In Zhang's vision, The Merchant of Venice is a play about love and friendship, and the terrible compromises into which they can lead you. The set (and poster) is strewn with knotted ropes, some of them nooses, some of them holding little Venetian lights. Characters wind ropes around each other, binding with love, but also trapping and imprisoning. It's a completely refreshing approach, and it is clearly the work of a scholar with a deep and abiding adoration of the text.
And speaking of the text, The Merchant of Venice does have one of the most gloriously anachronistic lines in the Bard's entire canon, and it was great to see it here. Gratiano, upon observing a pointless act, says, "This is like the mending of highways in the summer, when the ways are fair enough". Some things never change.
Instead of finding performative outlets for those hoary Merchant themes of racism, commerce and pain, this production replaces them with a sense of poised artistry.
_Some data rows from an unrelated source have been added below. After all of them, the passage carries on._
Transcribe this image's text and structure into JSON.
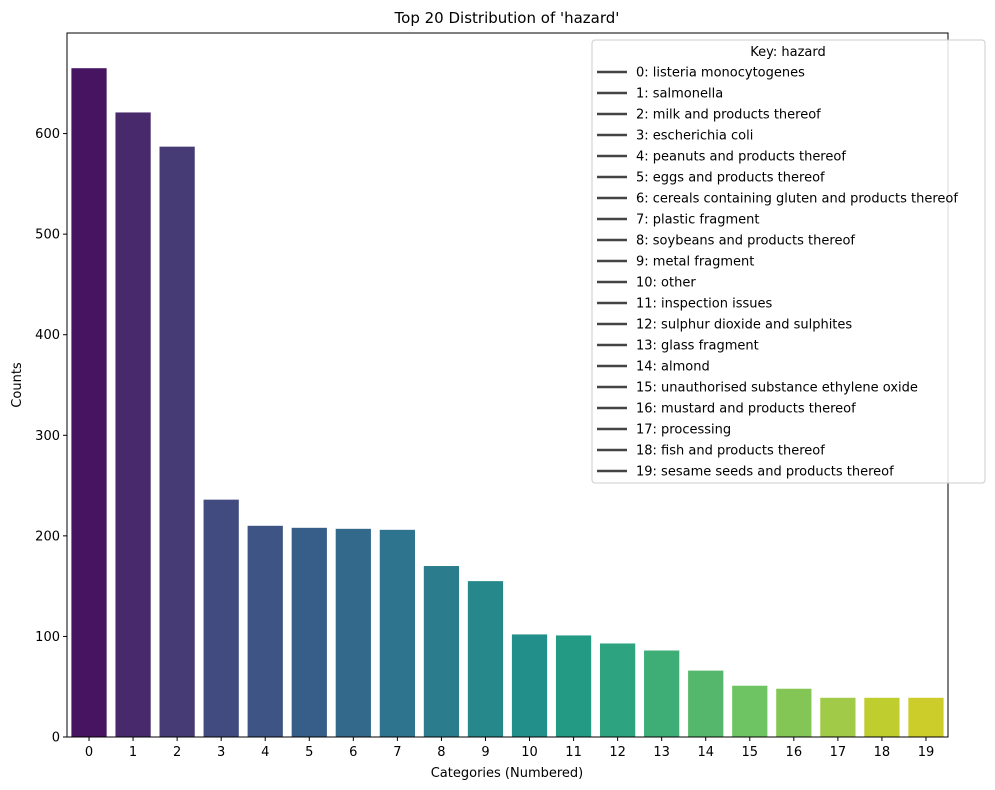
{
  "chart_data": {
    "type": "bar",
    "title": "Top 20 Distribution of 'hazard'",
    "xlabel": "Categories (Numbered)",
    "ylabel": "Counts",
    "ylim": [
      0,
      700
    ],
    "yticks": [
      0,
      100,
      200,
      300,
      400,
      500,
      600
    ],
    "categories": [
      "0",
      "1",
      "2",
      "3",
      "4",
      "5",
      "6",
      "7",
      "8",
      "9",
      "10",
      "11",
      "12",
      "13",
      "14",
      "15",
      "16",
      "17",
      "18",
      "19"
    ],
    "values": [
      665,
      621,
      587,
      236,
      210,
      208,
      207,
      206,
      170,
      155,
      102,
      101,
      93,
      86,
      66,
      51,
      48,
      39,
      39,
      39
    ],
    "colors": [
      "#471461",
      "#482a6c",
      "#463b75",
      "#424b7f",
      "#3d5485",
      "#375e89",
      "#336a8c",
      "#2f748e",
      "#2b7d8e",
      "#27888c",
      "#228f8a",
      "#229a84",
      "#2da37f",
      "#3fad76",
      "#55b76c",
      "#6ec462",
      "#84c656",
      "#a0ca48",
      "#bfcd2f",
      "#cccd2a"
    ],
    "legend": {
      "title": "Key: hazard",
      "placement": "top-right",
      "entries": [
        "0: listeria monocytogenes",
        "1: salmonella",
        "2: milk and products thereof",
        "3: escherichia coli",
        "4: peanuts and products thereof",
        "5: eggs and products thereof",
        "6: cereals containing gluten and products thereof",
        "7: plastic fragment",
        "8: soybeans and products thereof",
        "9: metal fragment",
        "10: other",
        "11: inspection issues",
        "12: sulphur dioxide and sulphites",
        "13: glass fragment",
        "14: almond",
        "15: unauthorised substance ethylene oxide",
        "16: mustard and products thereof",
        "17: processing",
        "18: fish and products thereof",
        "19: sesame seeds and products thereof"
      ]
    },
    "grid": false
  }
}
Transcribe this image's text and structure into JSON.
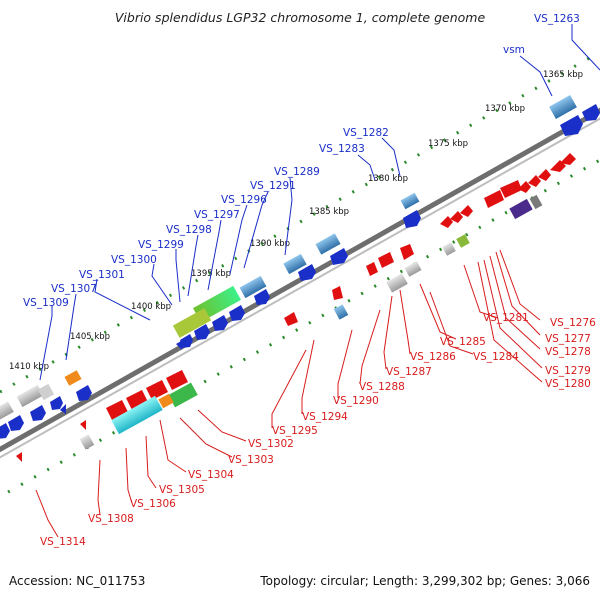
{
  "title": "Vibrio splendidus LGP32 chromosome 1, complete genome",
  "footer": {
    "accession": "Accession: NC_011753",
    "topology": "Topology: circular; Length: 3,299,302 bp; Genes: 3,066"
  },
  "scale_labels": [
    "1365 kbp",
    "1370 kbp",
    "1375 kbp",
    "1380 kbp",
    "1385 kbp",
    "1390 kbp",
    "1395 kbp",
    "1400 kbp",
    "1405 kbp",
    "1410 kbp"
  ],
  "forward_labels": [
    "VS_1263",
    "vsm",
    "VS_1282",
    "VS_1283",
    "VS_1289",
    "VS_1291",
    "VS_1296",
    "VS_1297",
    "VS_1298",
    "VS_1299",
    "VS_1300",
    "VS_1301",
    "VS_1307",
    "VS_1309"
  ],
  "reverse_labels": [
    "VS_1276",
    "VS_1277",
    "VS_1278",
    "VS_1279",
    "VS_1280",
    "VS_1281",
    "VS_1284",
    "VS_1285",
    "VS_1286",
    "VS_1287",
    "VS_1288",
    "VS_1290",
    "VS_1294",
    "VS_1295",
    "VS_1302",
    "VS_1303",
    "VS_1304",
    "VS_1305",
    "VS_1306",
    "VS_1308",
    "VS_1314"
  ],
  "colors": {
    "forward_strand": "#1a2ec8",
    "reverse_strand": "#d81c1c",
    "backbone": "#8a8a8a",
    "scale_dots": "#2a8a2a"
  }
}
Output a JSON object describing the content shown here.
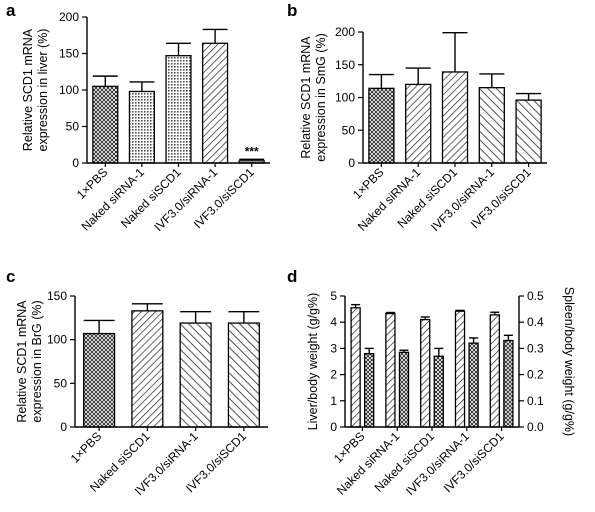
{
  "chart_data": [
    {
      "id": "a",
      "type": "bar",
      "panel_label": "a",
      "categories": [
        "1×PBS",
        "Naked siRNA-1",
        "Naked siSCD1",
        "IVF3.0/siRNA-1",
        "IVF3.0/siSCD1"
      ],
      "values": [
        105,
        98,
        147,
        164,
        3
      ],
      "errors": [
        14,
        13,
        17,
        19,
        2
      ],
      "patterns": [
        "cross",
        "dots",
        "dots",
        "diag",
        "dots"
      ],
      "ylabel_lines": [
        "Relative SCD1 mRNA",
        "expression in liver (%)"
      ],
      "ylim": [
        0,
        200
      ],
      "yticks": [
        "0",
        "50",
        "100",
        "150",
        "200"
      ],
      "annotations": [
        {
          "category_index": 4,
          "text": "***"
        }
      ],
      "grid": false
    },
    {
      "id": "b",
      "type": "bar",
      "panel_label": "b",
      "categories": [
        "1×PBS",
        "Naked siRNA-1",
        "Naked siSCD1",
        "IVF3.0/siRNA-1",
        "IVF3.0/siSCD1"
      ],
      "values": [
        114,
        120,
        139,
        115,
        96
      ],
      "errors": [
        21,
        25,
        60,
        21,
        10
      ],
      "patterns": [
        "cross",
        "diag",
        "diag",
        "anti",
        "anti"
      ],
      "ylabel_lines": [
        "Relative SCD1 mRNA",
        "expression in SmG (%)"
      ],
      "ylim": [
        0,
        200
      ],
      "yticks": [
        "0",
        "50",
        "100",
        "150",
        "200"
      ],
      "annotations": [],
      "grid": false
    },
    {
      "id": "c",
      "type": "bar",
      "panel_label": "c",
      "categories": [
        "1×PBS",
        "Naked siSCD1",
        "IVF3.0/siRNA-1",
        "IVF3.0/siSCD1"
      ],
      "values": [
        107,
        133,
        119,
        119
      ],
      "errors": [
        15,
        8,
        13,
        13
      ],
      "patterns": [
        "cross",
        "diag",
        "anti",
        "anti"
      ],
      "ylabel_lines": [
        "Relative SCD1 mRNA",
        "expression in BrG (%)"
      ],
      "ylim": [
        0,
        150
      ],
      "yticks": [
        "0",
        "50",
        "100",
        "150"
      ],
      "annotations": [],
      "grid": false
    },
    {
      "id": "d",
      "type": "bar",
      "panel_label": "d",
      "categories": [
        "1×PBS",
        "Naked siRNA-1",
        "Naked siSCD1",
        "IVF3.0/siRNA-1",
        "IVF3.0/siSCD1"
      ],
      "series": [
        {
          "values": [
            4.55,
            4.33,
            4.1,
            4.42,
            4.28
          ],
          "errors": [
            0.12,
            0.04,
            0.1,
            0.03,
            0.1
          ],
          "axis": "left",
          "pattern": "diag"
        },
        {
          "values": [
            0.28,
            0.285,
            0.27,
            0.32,
            0.33
          ],
          "errors": [
            0.02,
            0.008,
            0.03,
            0.02,
            0.02
          ],
          "axis": "right",
          "pattern": "cross"
        }
      ],
      "ylabel_lines": [
        "Liver/body weight (g/g%)"
      ],
      "ylim": [
        0,
        5
      ],
      "yticks": [
        "0",
        "1",
        "2",
        "3",
        "4",
        "5"
      ],
      "y2label_lines": [
        "Spleen/body weight (g/g%)"
      ],
      "y2lim": [
        0,
        0.5
      ],
      "y2ticks": [
        "0.0",
        "0.1",
        "0.2",
        "0.3",
        "0.4",
        "0.5"
      ],
      "grid": false
    }
  ]
}
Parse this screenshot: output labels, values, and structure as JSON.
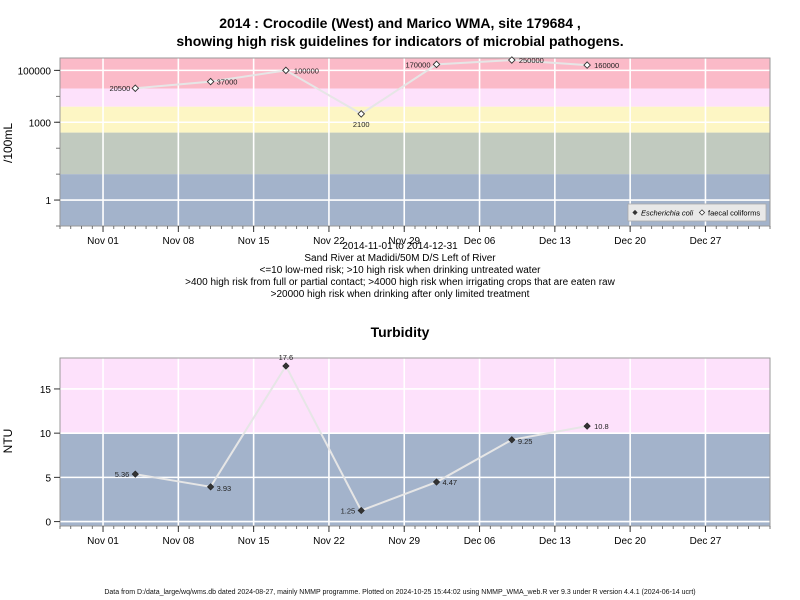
{
  "chart_data": [
    {
      "type": "line",
      "title": "2014 : Crocodile (West) and Marico WMA, site 179684 ,",
      "subtitle": "showing high risk guidelines for indicators of microbial pathogens.",
      "ylabel": "/100mL",
      "yscale": "log",
      "ylim": [
        0.1,
        300000
      ],
      "xlim": [
        "2014-10-28",
        "2015-01-02"
      ],
      "x_ticks": [
        "Nov 01",
        "Nov 08",
        "Nov 15",
        "Nov 22",
        "Nov 29",
        "Dec 06",
        "Dec 13",
        "Dec 20",
        "Dec 27"
      ],
      "x_tick_dates": [
        "2014-11-01",
        "2014-11-08",
        "2014-11-15",
        "2014-11-22",
        "2014-11-29",
        "2014-12-06",
        "2014-12-13",
        "2014-12-20",
        "2014-12-27"
      ],
      "y_ticks": [
        1,
        1000,
        100000
      ],
      "y_tick_labels": [
        "1",
        "1000",
        "100000"
      ],
      "bands": [
        {
          "from": 0.1,
          "to": 10,
          "color": "#a3b3cb"
        },
        {
          "from": 10,
          "to": 400,
          "color": "#c1cabf"
        },
        {
          "from": 400,
          "to": 4000,
          "color": "#fdf6c4"
        },
        {
          "from": 4000,
          "to": 20000,
          "color": "#fde1fb"
        },
        {
          "from": 20000,
          "to": 300000,
          "color": "#fbbac8"
        }
      ],
      "series": [
        {
          "name": "faecal coliforms",
          "marker": "open-diamond",
          "x": [
            "2014-11-04",
            "2014-11-11",
            "2014-11-18",
            "2014-11-25",
            "2014-12-02",
            "2014-12-09",
            "2014-12-16"
          ],
          "values": [
            20500,
            37000,
            100000,
            2100,
            170000,
            250000,
            160000
          ],
          "labels": [
            "20500",
            "37000",
            "100000",
            "2100",
            "170000",
            "250000",
            "160000"
          ]
        }
      ],
      "legend": {
        "position": "bottom-right",
        "entries": [
          {
            "label": "Escherichia coli",
            "marker": "filled-diamond"
          },
          {
            "label": "faecal coliforms",
            "marker": "open-diamond"
          }
        ]
      },
      "notes": [
        "2014-11-01 to 2014-12-31",
        "Sand River at Madidi/50M D/S Left of River",
        "<=10 low-med risk; >10 high risk when drinking untreated water",
        ">400 high risk from full or partial contact; >4000 high risk when irrigating crops that are eaten raw",
        ">20000 high risk when drinking after only limited treatment"
      ],
      "grid": true
    },
    {
      "type": "line",
      "title": "Turbidity",
      "ylabel": "NTU",
      "ylim": [
        -0.5,
        18.5
      ],
      "xlim": [
        "2014-10-28",
        "2015-01-02"
      ],
      "x_ticks": [
        "Nov 01",
        "Nov 08",
        "Nov 15",
        "Nov 22",
        "Nov 29",
        "Dec 06",
        "Dec 13",
        "Dec 20",
        "Dec 27"
      ],
      "x_tick_dates": [
        "2014-11-01",
        "2014-11-08",
        "2014-11-15",
        "2014-11-22",
        "2014-11-29",
        "2014-12-06",
        "2014-12-13",
        "2014-12-20",
        "2014-12-27"
      ],
      "y_ticks": [
        0,
        5,
        10,
        15
      ],
      "y_tick_labels": [
        "0",
        "5",
        "10",
        "15"
      ],
      "bands": [
        {
          "from": -0.5,
          "to": 10,
          "color": "#a3b3cb"
        },
        {
          "from": 10,
          "to": 18.5,
          "color": "#fde1fb"
        }
      ],
      "series": [
        {
          "marker": "filled-diamond",
          "x": [
            "2014-11-04",
            "2014-11-11",
            "2014-11-18",
            "2014-11-25",
            "2014-12-02",
            "2014-12-09",
            "2014-12-16"
          ],
          "values": [
            5.36,
            3.93,
            17.6,
            1.25,
            4.47,
            9.25,
            10.8
          ],
          "labels": [
            "5.36",
            "3.93",
            "17.6",
            "1.25",
            "4.47",
            "9.25",
            "10.8"
          ]
        }
      ],
      "grid": true
    }
  ],
  "footer": "Data from D:/data_large/wq/wms.db dated 2024-08-27, mainly NMMP programme. Plotted on 2024-10-25 15:44:02 using NMMP_WMA_web.R ver 9.3 under R version 4.4.1 (2024-06-14 ucrt)"
}
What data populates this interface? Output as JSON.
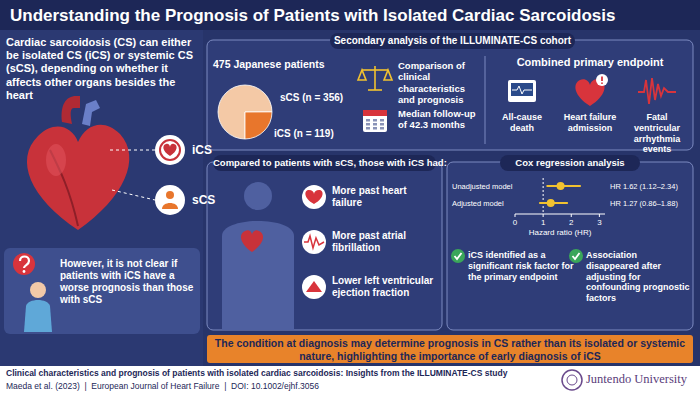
{
  "header": {
    "title": "Understanding the Prognosis of Patients with Isolated Cardiac Sarcoidosis"
  },
  "intro": {
    "text": "Cardiac sarcoidosis (CS) can either be isolated CS (iCS) or systemic CS (sCS), depending on whether it affects other organs besides the heart",
    "ics_label": "iCS",
    "scs_label": "sCS",
    "question": "However, it is not clear if patients with iCS have a worse prognosis than those with sCS"
  },
  "study": {
    "heading": "Secondary analysis of the ILLUMINATE-CS cohort",
    "comparison": "Comparison of clinical characteristics and prognosis",
    "follow_up": "Median follow-up of 42.3 months",
    "endpoint_title": "Combined primary endpoint",
    "endpoints": [
      "All-cause death",
      "Heart failure admission",
      "Fatal ventricular arrhythmia events"
    ]
  },
  "findings": {
    "heading": "Compared to patients with sCS, those with iCS had:",
    "items": [
      "More past heart failure",
      "More past atrial fibrillation",
      "Lower left ventricular ejection fraction"
    ]
  },
  "cox": {
    "points": [
      "iCS identified as a significant risk factor for the primary endpoint",
      "Association disappeared after adjusting for confounding prognostic factors"
    ]
  },
  "conclusion": "The condition at diagnosis may determine prognosis in CS rather than its isolated or systemic nature, highlighting the importance of early diagnosis of iCS",
  "footer": {
    "title": "Clinical characteristics and prognosis of patients with isolated cardiac sarcoidosis: Insights from the ILLUMINATE-CS study",
    "citation": "Maeda et al. (2023)  |  European Journal of Heart Failure  |  DOI: 10.1002/ejhf.3056",
    "institution": "Juntendo University"
  },
  "chart_data": [
    {
      "type": "pie",
      "title": "475 Japanese patients",
      "values": [
        356,
        119
      ],
      "value_labels": [
        "sCS (n = 356)",
        "iCS (n = 119)"
      ],
      "colors": [
        "#f4c9a6",
        "#e8762c"
      ]
    },
    {
      "type": "forest",
      "title": "Cox regression analysis",
      "categories": [
        "Unadjusted model",
        "Adjusted model"
      ],
      "values": [
        1.62,
        1.27
      ],
      "lower": [
        1.12,
        0.86
      ],
      "upper": [
        2.34,
        1.88
      ],
      "value_labels": [
        "HR 1.62 (1.12–2.34)",
        "HR 1.27 (0.86–1.88)"
      ],
      "xlabel": "Hazard ratio (HR)",
      "xlim": [
        0,
        3.2
      ],
      "xticks": [
        0,
        1,
        2,
        3
      ],
      "reference": 1,
      "color": "#f2c230"
    }
  ]
}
There are frequent passages of directorial caprice, such as Portia's voice being echoed and drowned out by a barrage of evil whispers, a series of evocative dumb shows at the start, or Antonio's letter to Bassanio being read by both actors out loud, with Antonio's arm held out above his friend's head. Such passages run the risk of confusing watchers as much as intriguing them. I may not have known exactly what they were always intended to convey, but they brought a degree of distancing artificiality to the proceedings which constantly reminded you that you were watching a construct, an air-borne dagger of Elizabethan elegance.
One particularly poignant moment features Shylock silently putting out all the hanging candles while Lorenzo and Jessica perform their immortally beautiful "In such a night" scene. It might not fit with the style of the rest of the play, but this production is about choosing moments of visual poetry over theatrical consistency, and that suits me.
If there is a unifying concept to the symbolic episodes, and we are supposed to identify it, then I must admit it eluded me this evening. But that didn't stop me enjoying the strangeness of the presentation.
Less enjoyable was the music. Zhang has gone for an almost continuous soundtrack, which alternates between an ominous, deep throbbing when bad stuff is happening, and a gentle, lilting, summery jazz when love stuff is happening. The effect is to drag the mood towards two-dimensional obviousness rather than three-dimensional humanity. (It also makes the actors harder to hear.) When the music stops, the characters really sing. At one point, Jessica says, "I am never happy when I hear sweet music", and on this occasion I have to agree.
There are also some issues with pacing and intensity. Gaps between scenes are long blackouts that could simply have been filled by the next scene sweeping in, and some of the play's most visceral moments (like Shylock preparing to cut a pound of flesh from his enemy's chest) are presented on the same tonal level as the rest of the performance. It's as delicate as a wine glass's musical ring, but sometimes that glass has to smash.
But, taking into account that the cast at tonight's performance had to cover for two actors who were absent for medical reasons, this is a passionate, thoughtful, brave and refreshingly untimely production of an all-too-timely text. As the pounds of flesh pile up around the globe, Cici Zhang is still able to see beauty in this challenging play.